In the present series, we observed positive surgical margins in 2 patients (5.1 %). This percentage overlapped that reported in the subgroup of patients with tumors ≤4 cm. No PSMs were reported in the other series analyzing the role of RAPN in tumors larger than 4 cm [9, 10]. This difference could be due to the higher complexity of cases included in our series in comparison with the initial experiences of the other studies where they were more selective.

Few studies compared RAPN with OPN in the subgroup of patients with large and/or complex cases.
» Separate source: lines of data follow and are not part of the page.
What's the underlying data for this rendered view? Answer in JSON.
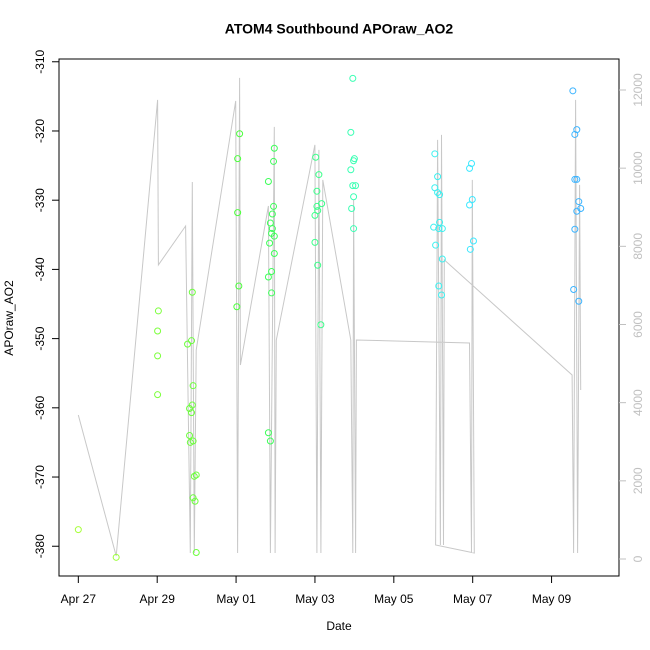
{
  "chart_data": {
    "type": "scatter",
    "title": "ATOM4 Southbound APOraw_AO2",
    "xlabel": "Date",
    "ylabel": "APOraw_AO2",
    "xlim": [
      -0.49,
      13.71
    ],
    "ylim": [
      -384.3,
      -309.6
    ],
    "y2lim": [
      -435,
      12793
    ],
    "xticks": [
      {
        "value": 0,
        "label": "Apr 27"
      },
      {
        "value": 2,
        "label": "Apr 29"
      },
      {
        "value": 4,
        "label": "May 01"
      },
      {
        "value": 6,
        "label": "May 03"
      },
      {
        "value": 8,
        "label": "May 05"
      },
      {
        "value": 10,
        "label": "May 07"
      },
      {
        "value": 12,
        "label": "May 09"
      }
    ],
    "yticks": [
      -380,
      -370,
      -360,
      -350,
      -340,
      -330,
      -320,
      -310
    ],
    "y2ticks": [
      0,
      2000,
      4000,
      6000,
      8000,
      10000,
      12000
    ],
    "points": {
      "x": [
        0,
        0.96,
        2.03,
        2.01,
        2.01,
        2.01,
        2.89,
        2.87,
        2.77,
        2.91,
        2.82,
        2.87,
        2.89,
        2.82,
        2.91,
        2.84,
        2.94,
        2.99,
        2.91,
        2.96,
        2.99,
        4.09,
        4.04,
        4.04,
        4.07,
        4.02,
        4.97,
        4.95,
        4.82,
        4.95,
        4.92,
        4.87,
        4.92,
        4.9,
        4.97,
        4.85,
        4.97,
        4.9,
        4.82,
        4.9,
        4.82,
        4.87,
        6.02,
        6.1,
        6.05,
        6.17,
        6.05,
        6.0,
        6.07,
        6.0,
        6.07,
        6.15,
        6.96,
        6.91,
        7.0,
        6.98,
        6.91,
        6.96,
        7.03,
        6.98,
        6.93,
        6.98,
        9.04,
        9.11,
        9.04,
        9.11,
        9.16,
        9.01,
        9.16,
        9.14,
        9.23,
        9.06,
        9.23,
        9.14,
        9.21,
        9.97,
        9.92,
        9.92,
        9.99,
        10.02,
        9.94,
        12.54,
        12.59,
        12.64,
        12.59,
        12.64,
        12.69,
        12.64,
        12.74,
        12.59,
        12.56,
        12.69
      ],
      "y": [
        -377.6,
        -381.6,
        -346.0,
        -348.9,
        -352.5,
        -358.1,
        -343.3,
        -350.3,
        -350.8,
        -356.8,
        -360.1,
        -360.7,
        -359.6,
        -364.0,
        -364.8,
        -365.0,
        -369.9,
        -369.7,
        -373.0,
        -373.5,
        -380.9,
        -320.4,
        -324.0,
        -331.8,
        -342.4,
        -345.4,
        -322.5,
        -324.4,
        -327.3,
        -330.9,
        -332.0,
        -333.3,
        -334.1,
        -334.8,
        -335.2,
        -336.2,
        -337.7,
        -340.3,
        -341.1,
        -343.4,
        -363.6,
        -364.8,
        -323.8,
        -326.3,
        -328.7,
        -330.5,
        -330.9,
        -332.2,
        -331.5,
        -336.1,
        -339.4,
        -348.0,
        -312.4,
        -320.2,
        -324.0,
        -324.3,
        -325.6,
        -327.9,
        -327.9,
        -329.5,
        -331.2,
        -334.1,
        -323.3,
        -326.6,
        -328.2,
        -328.9,
        -329.2,
        -333.9,
        -333.2,
        -334.1,
        -334.1,
        -336.5,
        -338.5,
        -342.4,
        -343.7,
        -324.7,
        -325.4,
        -330.7,
        -329.9,
        -335.9,
        -337.1,
        -314.2,
        -320.5,
        -319.8,
        -327.0,
        -327.0,
        -330.2,
        -331.6,
        -331.2,
        -334.2,
        -342.9,
        -344.6
      ],
      "colors": [
        "#a8ff3c",
        "#9cff3c",
        "#7cff3c",
        "#7cff3c",
        "#7cff3c",
        "#7cff3c",
        "#6cff3c",
        "#6cff3c",
        "#6cff3c",
        "#6cff3c",
        "#6cff3c",
        "#6cff3c",
        "#6cff3c",
        "#6cff3c",
        "#6cff3c",
        "#6cff3c",
        "#6cff3c",
        "#6cff3c",
        "#6cff3c",
        "#6cff3c",
        "#6cff3c",
        "#4cff3c",
        "#4cff3c",
        "#4cff3c",
        "#4cff3c",
        "#4cff3c",
        "#3cff58",
        "#3cff58",
        "#3cff58",
        "#3cff58",
        "#3cff58",
        "#3cff58",
        "#3cff58",
        "#3cff58",
        "#3cff58",
        "#3cff58",
        "#3cff58",
        "#3cff58",
        "#3cff58",
        "#3cff58",
        "#3cff58",
        "#3cff58",
        "#3cff8a",
        "#3cff8a",
        "#3cff8a",
        "#3cff8a",
        "#3cff8a",
        "#3cff8a",
        "#3cff8a",
        "#3cff8a",
        "#3cff8a",
        "#3cff8a",
        "#3cffb4",
        "#3cffb4",
        "#3cffb4",
        "#3cffb4",
        "#3cffb4",
        "#3cffb4",
        "#3cffb4",
        "#3cffb4",
        "#3cffb4",
        "#3cffb4",
        "#3cf0f0",
        "#3cf0f0",
        "#3cf0f0",
        "#3cf0f0",
        "#3cf0f0",
        "#3cf0f0",
        "#3cf0f0",
        "#3cf0f0",
        "#3cf0f0",
        "#3cf0f0",
        "#3cf0f0",
        "#3cf0f0",
        "#3cf0f0",
        "#3ce8ff",
        "#3ce8ff",
        "#3ce8ff",
        "#3ce8ff",
        "#3ce8ff",
        "#3ce8ff",
        "#3cb4ff",
        "#3cb4ff",
        "#3cb4ff",
        "#3cb4ff",
        "#3cb4ff",
        "#3cb4ff",
        "#3cb4ff",
        "#3cb4ff",
        "#3cb4ff",
        "#3cb4ff",
        "#3cb4ff"
      ]
    },
    "line": {
      "axis": "y2",
      "color": "#c8c8c8",
      "x": [
        0,
        0.96,
        2.01,
        2.03,
        2.72,
        2.84,
        2.89,
        2.94,
        2.99,
        3.99,
        4.04,
        4.09,
        4.11,
        4.82,
        4.87,
        4.97,
        4.99,
        5.02,
        6.0,
        6.05,
        6.1,
        6.15,
        6.2,
        6.91,
        6.96,
        6.98,
        7.03,
        7.05,
        9.92,
        9.97,
        9.99,
        10.04,
        9.06,
        9.11,
        9.18,
        9.21,
        9.26,
        9.28,
        12.52,
        12.56,
        12.61,
        12.66,
        12.71,
        12.74
      ],
      "y": [
        3685,
        77,
        11746,
        7524,
        8521,
        154,
        9647,
        154,
        5348,
        11720,
        154,
        12309,
        4964,
        9033,
        154,
        11055,
        154,
        5604,
        10594,
        154,
        10466,
        154,
        9699,
        5604,
        154,
        9187,
        154,
        5604,
        5527,
        154,
        9699,
        154,
        358,
        10722,
        358,
        10850,
        358,
        7652,
        4708,
        154,
        11746,
        154,
        9571,
        4325
      ]
    }
  }
}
Recently, Sprenkle et al. showed that in patients with tumors >4–7 cm, minimally invasive technique including both traditional and robot-assisted laparoscopic partial nephrectomy offers acceptable and comparable perioperative and functional results in comparison with open approach [21]. Similarly, Simhan et al. in a recent paper comparing RAPN and OPN in moderately and highly complex tumors concluded that RAPN offered comparable perioperative and functional outcomes to OPN [22]. The retrospective study design is the main limitation of the present study. Therefore, some variable of potential relevance such as patient comorbidity were not collected in our dataset. Moreover, minor complications were not routinely collected by the participant centers.

Conclusions

The reported perioperative outcomes support the use of RAPN as an alternative to OPN for the treatment for patients with suspicious renal masses larger than 4 cm. However, patients in this subgroup are likely to experience longer WIT and an increased risk of perioperative complications. RAPN is an oncologic safe procedure for tumors greater than 4 cm in size based on a low PSM rate. Further studies evaluating intermediate and long-term oncologic outcomes are needed. Moreover, further investigations comparing RAPN to open or traditional laparoscopy approaches are awaited.